Die Parteien streiten über die Entfernung einer Abmahnung aus der Personalakte der Klägerin.

Die Klägerin ist bei dem Beklagten seit dem Jahre 2000 beschäftigt. Ihr wurde mit Wirkung zum 1.12.2006 die Tätigkeit einer Haushaltssachbearbeiterin der Volkshochschule übertragen. Sie war verantwortlich für die Zahlstelle.

Die Einnahme- und Auszahlungsanordnungen wurden anlässlich einer Dienstberatung Anfang März 2007 zur Entlastung der Klägerin ihrer Vertreterin – Frau H – übertragen. Mit einem Schreiben an die Dezernentin vom 25.5.2007 beantragte der Leiter der Volkshochschule, die Verantwortlichkeit für die Zahlstellenverwaltung dahin zu ändern, dass Frau H als Hauptverantwortliche eingesetzt werde, die Klägerin nurmehr im Vertretungsfall.

Mitte Juli 2007 übergab die Klägerin die Zahlstelle anlässlich ihres bevorstehenden Urlaubs an den Leiter der Volkshochschule. Anstelle des Originalkassenbuchs händigte sie ihm eine von ihr gefertigte Zweitfassung mit nur ein oder 2 Eintragungen aus, in die Quittungen eingelegt waren. Der Leiter bemerkte das Fehlen des Originalbuchs, ohne Schritte zur Aufklärung seines Verbleibs zu unternehmen. Bei einer im August 2007 durchgeführten Kontrolle durch die Leiterin der Kreiskasse wurde es nicht mehr aufgefunden. Die Klägerin gab bei einer Anhörung an, sie habe das Kassenbuch am 26.4.2007 an Frau H übergeben. Sie sei nur noch deren Vertreterin gewesen. Sie habe das Kassenbuch im Vertretungsfall nicht zurückerhalten. Sie habe deshalb ein zweites angelegt.

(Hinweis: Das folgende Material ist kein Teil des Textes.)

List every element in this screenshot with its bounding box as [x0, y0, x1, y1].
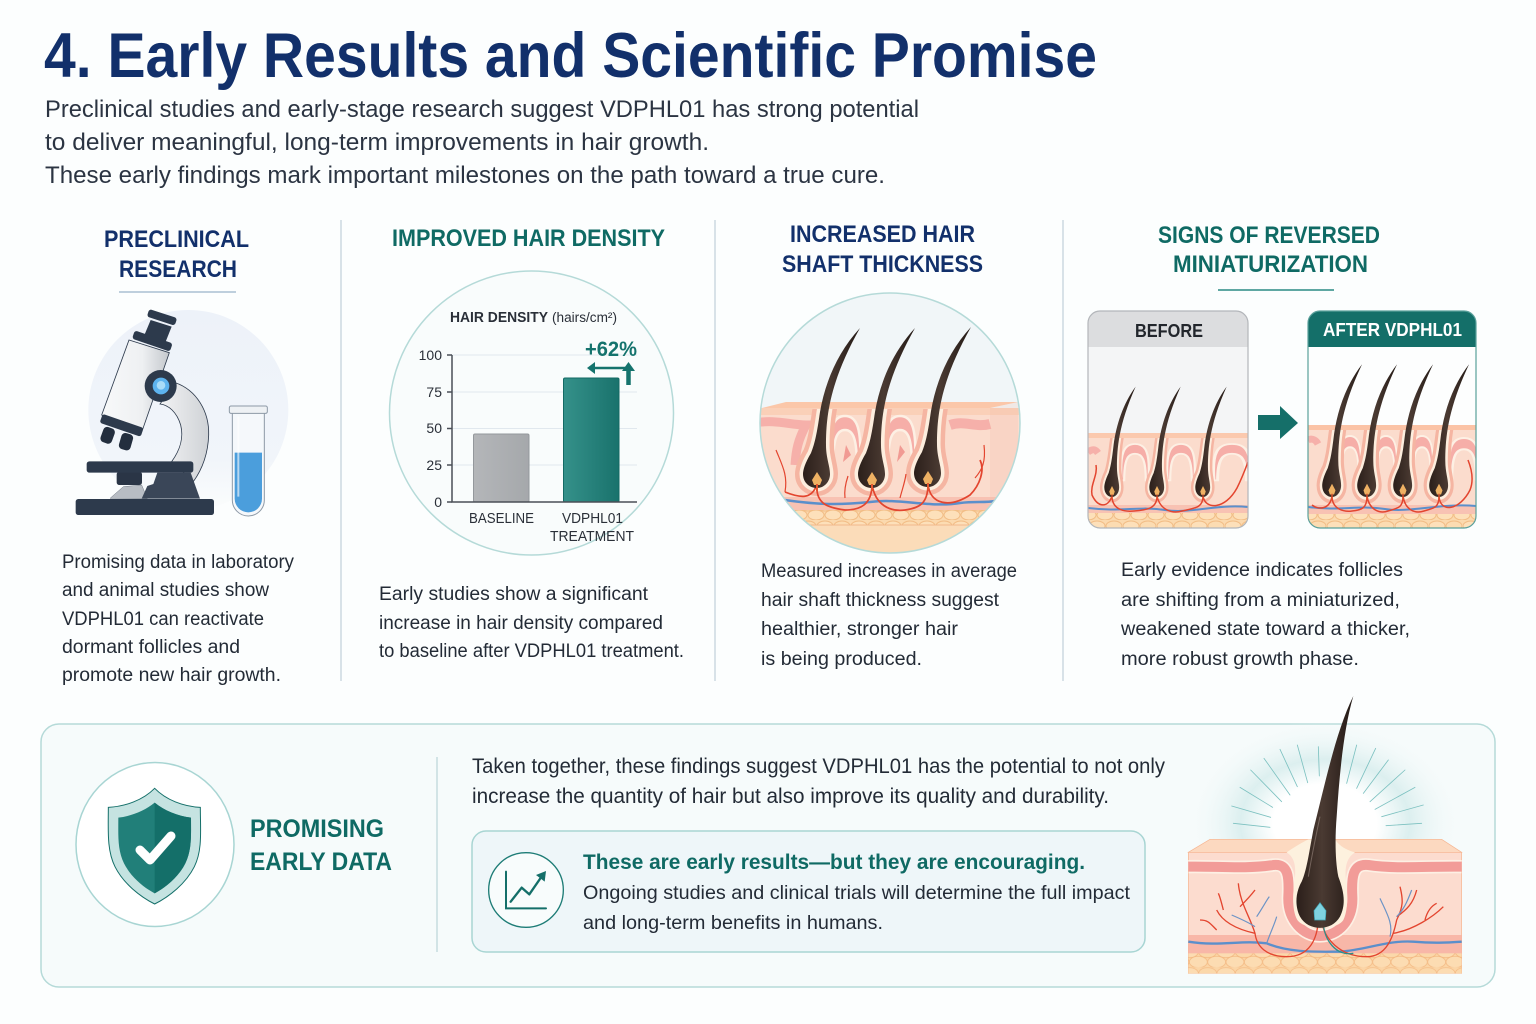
heading: increased hair shaft thickness: INCREASED HAIR: [790, 221, 975, 248]
panel: improved hair density: [379, 225, 684, 662]
illustration: single hair follicle with radiating lines: [1188, 696, 1462, 973]
heading: promising early data: PROMISING: [250, 815, 384, 843]
text: shaft thickness description: [761, 561, 1017, 670]
card: after vdphl01: [1308, 311, 1479, 528]
heading: promising early data: [250, 815, 392, 876]
callout: encouraging early results: Ongoing studies and clinical trials will determine the full impact: [583, 882, 1131, 904]
title: 4. Early Results and Scientific Promise: [44, 21, 1097, 91]
panel: promising early data summary: [41, 696, 1495, 987]
heading: improved hair density: IMPROVED HAIR DENSITY: [392, 225, 665, 252]
bar chart: hair density: HAIR DENSITY: [450, 310, 548, 326]
bar chart: hair density: 75: [426, 384, 442, 400]
card: after vdphl01: AFTER VDPHL01: [1323, 320, 1462, 340]
heading: signs of reversed miniaturization: [1158, 222, 1380, 290]
text: summary statement: [472, 755, 1165, 808]
text: preclinical description: promote new hair growth.: [62, 665, 281, 686]
text: miniaturization description: [1120, 560, 1410, 670]
bar chart: hair density: 0: [434, 494, 442, 510]
bar chart: hair density: (hairs/cm²): [552, 310, 617, 325]
bar chart: hair density: 25: [426, 457, 442, 473]
text: summary statement: Taken together, these findings suggest VDPHL01 has the potential to not only: [472, 755, 1165, 778]
text: shaft thickness description: healthier, stronger hair: [761, 619, 959, 640]
text: density description: to baseline after VDPHL01 treatment.: [379, 641, 684, 662]
text: miniaturization description: more robust growth phase.: [1121, 649, 1359, 670]
text: preclinical description: [62, 552, 294, 686]
text: shaft thickness description: Measured increases in average: [761, 561, 1017, 582]
heading: signs of reversed miniaturization: SIGNS OF REVERSED: [1158, 222, 1380, 249]
panel: signs of reversed miniaturization: [1088, 222, 1479, 670]
bar chart: hair density: +62%: [585, 338, 637, 361]
text: shaft thickness description: is being produced.: [761, 649, 922, 670]
icon: microscope and test tube: [76, 309, 288, 516]
text: miniaturization description: Early evidence indicates follicles: [1121, 560, 1403, 581]
heading: increased hair shaft thickness: [782, 221, 983, 278]
callout: encouraging early results: These are early results—but they are encouraging.: [583, 850, 1085, 874]
icon: shield with check: [76, 762, 234, 926]
illustration: skin cross-section with three thick hairs: [755, 290, 1025, 560]
text: preclinical description: Promising data in laboratory: [62, 552, 294, 573]
bar chart: hair density: TREATMENT: [550, 529, 634, 545]
intro text: to deliver meaningful, long-term improvements in hair growth.: [45, 129, 709, 156]
panel: preclinical research: [62, 226, 294, 686]
bar chart: hair density: 100: [419, 347, 442, 363]
heading: promising early data: EARLY DATA: [250, 848, 392, 876]
heading: preclinical research: RESEARCH: [119, 256, 237, 283]
arrow: before to after: [1258, 406, 1298, 439]
bar chart: hair density: VDPHL01: [562, 511, 623, 527]
heading: preclinical research: PRECLINICAL: [104, 226, 249, 253]
card: before: [1088, 311, 1251, 528]
text: preclinical description: dormant follicles and: [62, 637, 240, 658]
bar chart: hair density: [390, 271, 674, 555]
text: preclinical description: and animal studies show: [62, 580, 269, 601]
panel: increased hair shaft thickness: [755, 221, 1025, 670]
text: summary statement: increase the quantity of hair but also improve its quality and durability.: [472, 785, 1109, 808]
text: shaft thickness description: hair shaft thickness suggest: [761, 590, 1000, 611]
text: preclinical description: VDPHL01 can reactivate: [62, 609, 264, 630]
bar chart: hair density: 50: [426, 420, 442, 436]
heading: preclinical research: [104, 226, 249, 292]
intro text: Preclinical studies and early-stage research suggest VDPHL01 has strong potential: [45, 96, 919, 123]
heading: increased hair shaft thickness: SHAFT THICKNESS: [782, 251, 983, 278]
text: density description: Early studies show a significant: [379, 584, 649, 605]
text: density description: [379, 584, 684, 662]
callout: encouraging early results: and long-term benefits in humans.: [583, 912, 883, 934]
card: before: BEFORE: [1135, 321, 1203, 341]
text: miniaturization description: weakened state toward a thicker,: [1120, 619, 1410, 640]
intro text: [45, 96, 919, 189]
bar chart: hair density: BASELINE: [469, 511, 534, 527]
intro text: These early findings mark important milestones on the path toward a true cure.: [45, 162, 885, 189]
text: miniaturization description: are shifting from a miniaturized,: [1121, 590, 1400, 611]
heading: signs of reversed miniaturization: MINIATURIZATION: [1173, 251, 1368, 278]
icon: rising line chart: [489, 853, 563, 927]
callout: encouraging early results: [472, 831, 1145, 952]
text: density description: increase in hair density compared: [379, 613, 663, 634]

Mit Schreiben vom 16.4.2008 mahnte der Beklagte die Klägerin ab. Er beanstandete, dass das Kassenbuch in der Zeit abhandengekommen sei, zu der sie für die Verwaltung der Zahlstelle verantwortlich gewesen sei. Sie habe dadurch gegen ihre Pflicht zur sorgfältigen Führung der Zahlstelle verstoßen. Zudem habe sie durch ihre Erklärungen den Eindruck erweckt, die Verantwortung für die nicht ordnungsgemäße Führung der Zahlstelle und das Abhandenkommen des Kassenbuchs treffe die Vertreterin.

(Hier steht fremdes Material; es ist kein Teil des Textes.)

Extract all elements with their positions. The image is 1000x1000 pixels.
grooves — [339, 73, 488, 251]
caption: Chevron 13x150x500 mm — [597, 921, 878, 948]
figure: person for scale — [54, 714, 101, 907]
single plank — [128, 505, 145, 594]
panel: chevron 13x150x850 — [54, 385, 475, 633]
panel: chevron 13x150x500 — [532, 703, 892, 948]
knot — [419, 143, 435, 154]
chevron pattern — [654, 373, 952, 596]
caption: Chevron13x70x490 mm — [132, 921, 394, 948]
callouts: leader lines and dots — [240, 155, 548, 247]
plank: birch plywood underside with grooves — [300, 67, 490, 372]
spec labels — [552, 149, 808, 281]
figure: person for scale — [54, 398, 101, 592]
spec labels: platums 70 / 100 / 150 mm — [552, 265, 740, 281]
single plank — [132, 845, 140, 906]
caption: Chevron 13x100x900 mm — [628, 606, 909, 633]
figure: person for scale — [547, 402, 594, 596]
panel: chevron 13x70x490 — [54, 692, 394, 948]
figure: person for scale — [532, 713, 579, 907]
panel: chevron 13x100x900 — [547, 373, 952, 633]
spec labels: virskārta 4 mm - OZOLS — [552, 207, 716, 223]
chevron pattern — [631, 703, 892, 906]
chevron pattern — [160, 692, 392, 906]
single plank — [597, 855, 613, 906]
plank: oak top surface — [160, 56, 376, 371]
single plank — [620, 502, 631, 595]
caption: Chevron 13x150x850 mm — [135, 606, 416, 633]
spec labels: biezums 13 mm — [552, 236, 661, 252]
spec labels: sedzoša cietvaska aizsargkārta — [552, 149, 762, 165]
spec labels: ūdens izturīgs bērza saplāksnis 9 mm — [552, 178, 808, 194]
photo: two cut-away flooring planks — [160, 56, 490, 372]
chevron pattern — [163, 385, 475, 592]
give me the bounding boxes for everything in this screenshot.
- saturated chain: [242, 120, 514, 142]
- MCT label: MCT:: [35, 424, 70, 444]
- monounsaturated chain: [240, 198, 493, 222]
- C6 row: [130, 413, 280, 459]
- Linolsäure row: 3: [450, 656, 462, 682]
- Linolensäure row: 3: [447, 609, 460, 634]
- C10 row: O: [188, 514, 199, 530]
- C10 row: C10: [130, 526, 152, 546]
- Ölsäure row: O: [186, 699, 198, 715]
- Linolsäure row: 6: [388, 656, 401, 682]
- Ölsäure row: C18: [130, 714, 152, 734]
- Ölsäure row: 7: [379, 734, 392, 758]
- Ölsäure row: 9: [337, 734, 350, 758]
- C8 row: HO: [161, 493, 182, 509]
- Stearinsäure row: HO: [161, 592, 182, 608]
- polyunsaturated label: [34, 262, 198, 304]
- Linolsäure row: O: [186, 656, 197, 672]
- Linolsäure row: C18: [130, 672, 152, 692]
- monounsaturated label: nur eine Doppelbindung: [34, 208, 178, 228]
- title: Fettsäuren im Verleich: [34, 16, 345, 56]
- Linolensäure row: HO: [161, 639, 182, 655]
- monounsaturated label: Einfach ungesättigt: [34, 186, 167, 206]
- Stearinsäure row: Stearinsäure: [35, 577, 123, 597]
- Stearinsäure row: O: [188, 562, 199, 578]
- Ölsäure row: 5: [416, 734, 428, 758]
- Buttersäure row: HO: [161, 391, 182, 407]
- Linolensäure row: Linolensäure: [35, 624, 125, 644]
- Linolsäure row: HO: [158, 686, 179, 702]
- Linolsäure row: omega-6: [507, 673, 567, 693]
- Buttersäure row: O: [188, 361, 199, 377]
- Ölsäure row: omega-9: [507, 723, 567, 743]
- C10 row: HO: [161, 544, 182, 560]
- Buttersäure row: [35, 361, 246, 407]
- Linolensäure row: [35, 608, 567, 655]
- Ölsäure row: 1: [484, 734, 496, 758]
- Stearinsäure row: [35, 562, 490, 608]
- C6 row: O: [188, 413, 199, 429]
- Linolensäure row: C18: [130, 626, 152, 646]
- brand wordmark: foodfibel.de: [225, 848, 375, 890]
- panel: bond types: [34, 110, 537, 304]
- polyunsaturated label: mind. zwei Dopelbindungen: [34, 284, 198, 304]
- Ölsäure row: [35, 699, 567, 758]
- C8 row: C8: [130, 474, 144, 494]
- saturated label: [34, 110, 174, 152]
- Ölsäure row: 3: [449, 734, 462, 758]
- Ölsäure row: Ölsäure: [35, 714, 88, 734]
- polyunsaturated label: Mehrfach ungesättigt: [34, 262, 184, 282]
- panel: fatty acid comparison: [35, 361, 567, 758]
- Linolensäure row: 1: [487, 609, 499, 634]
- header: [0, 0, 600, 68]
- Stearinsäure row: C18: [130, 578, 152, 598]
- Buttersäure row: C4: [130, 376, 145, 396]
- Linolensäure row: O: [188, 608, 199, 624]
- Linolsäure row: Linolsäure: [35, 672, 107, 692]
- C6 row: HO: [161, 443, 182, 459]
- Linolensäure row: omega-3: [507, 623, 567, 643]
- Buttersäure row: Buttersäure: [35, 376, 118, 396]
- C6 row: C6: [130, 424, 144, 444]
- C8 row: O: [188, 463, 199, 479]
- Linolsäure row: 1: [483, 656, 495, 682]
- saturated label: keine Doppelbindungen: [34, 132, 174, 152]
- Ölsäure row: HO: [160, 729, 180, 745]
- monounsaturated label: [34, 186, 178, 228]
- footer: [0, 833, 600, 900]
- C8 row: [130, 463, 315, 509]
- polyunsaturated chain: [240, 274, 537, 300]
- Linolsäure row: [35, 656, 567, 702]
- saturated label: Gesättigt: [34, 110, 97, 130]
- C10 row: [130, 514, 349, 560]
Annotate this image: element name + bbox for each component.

Mit ihrer Klage hat die Klägerin die Rücknahme der Abmahnung verlangt. Sie hat behauptet, Frau H sei am 5.3.2007 beauftragt worden.

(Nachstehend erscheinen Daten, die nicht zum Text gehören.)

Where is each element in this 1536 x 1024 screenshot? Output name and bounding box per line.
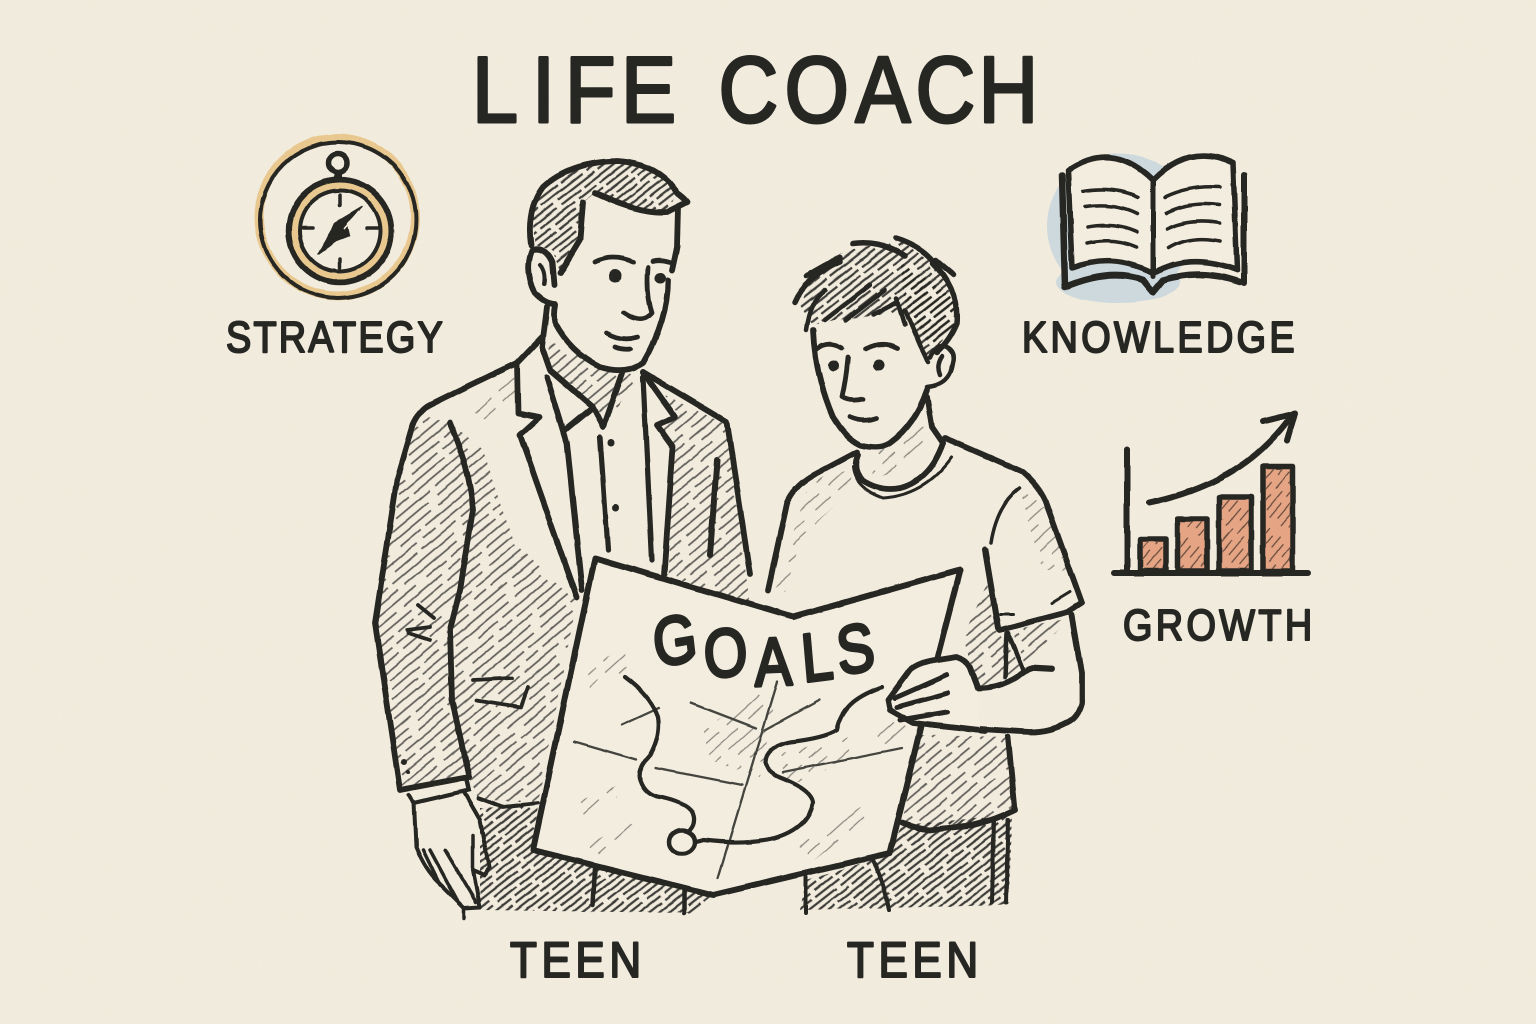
label: knowledge: KNOWLEDGE — [1022, 312, 1295, 362]
head — [530, 161, 687, 245]
shirt — [927, 397, 943, 443]
shirt and hair hatching — [775, 240, 1070, 910]
illustration: coach and teen with map — [375, 161, 1082, 918]
teen hand on map — [888, 657, 985, 731]
label: strategy: STRATEGY — [226, 312, 443, 362]
figure: life coach — [375, 161, 750, 918]
jacket and shirt — [542, 307, 622, 430]
icon: compass — [259, 138, 416, 298]
title: LIFE COACH — [472, 37, 1038, 142]
label: teen right: TEEN — [847, 931, 978, 988]
head — [795, 238, 957, 352]
trousers — [593, 868, 684, 913]
map text: goals: GOALS — [649, 600, 878, 701]
jacket hatching — [375, 161, 750, 913]
route to goal — [693, 687, 882, 843]
label: teen left: TEEN — [510, 931, 641, 988]
map hatching — [580, 650, 907, 860]
hand — [414, 792, 489, 908]
map creases — [574, 682, 902, 878]
pocket and sleeve creases — [407, 605, 538, 807]
figure: teen — [768, 238, 1082, 913]
map: goals — [533, 558, 960, 895]
icon: open book — [1047, 153, 1244, 303]
label: growth: GROWTH — [1123, 600, 1312, 650]
icon: growth chart — [1114, 413, 1308, 573]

Die Vorinstanzen haben der Klage stattgegeben. Mit seiner Revision verfolgt der Beklagte sein Begehren weiter, die Klage abzuweisen.

Aus den Gründen

Die Revision ist begründet.

Das Landesarbeitsgericht habe auf Basis der bisherigen Feststellungen zu Unrecht angenommen, dass die Klägerin einen Anspruch auf Rücknahme und Entfernung der Abmahnung aus ihrer Personalakte hat:

Grundsatz: Entfernung auch der berechtigten Abmahnung

Arbeitnehmer könnten in entsprechender Anwendung von §§ 242, 1004 Abs. 1 Satz 1 BGB die Entfernung einer zu Unrecht erteilten Abmahnung aus ihrer Personalakte verlangen. Der Anspruch bestehe, wenn die Abmahnung entweder inhaltlich unbestimmt ist, unrichtige Tatsachenbehauptungen enthält, auf einer unzutreffenden rechtlichen Bewertung des Verhaltens des Arbeitnehmers beruht oder den Grundsatz der Verhältnismäßigkeit verletzt.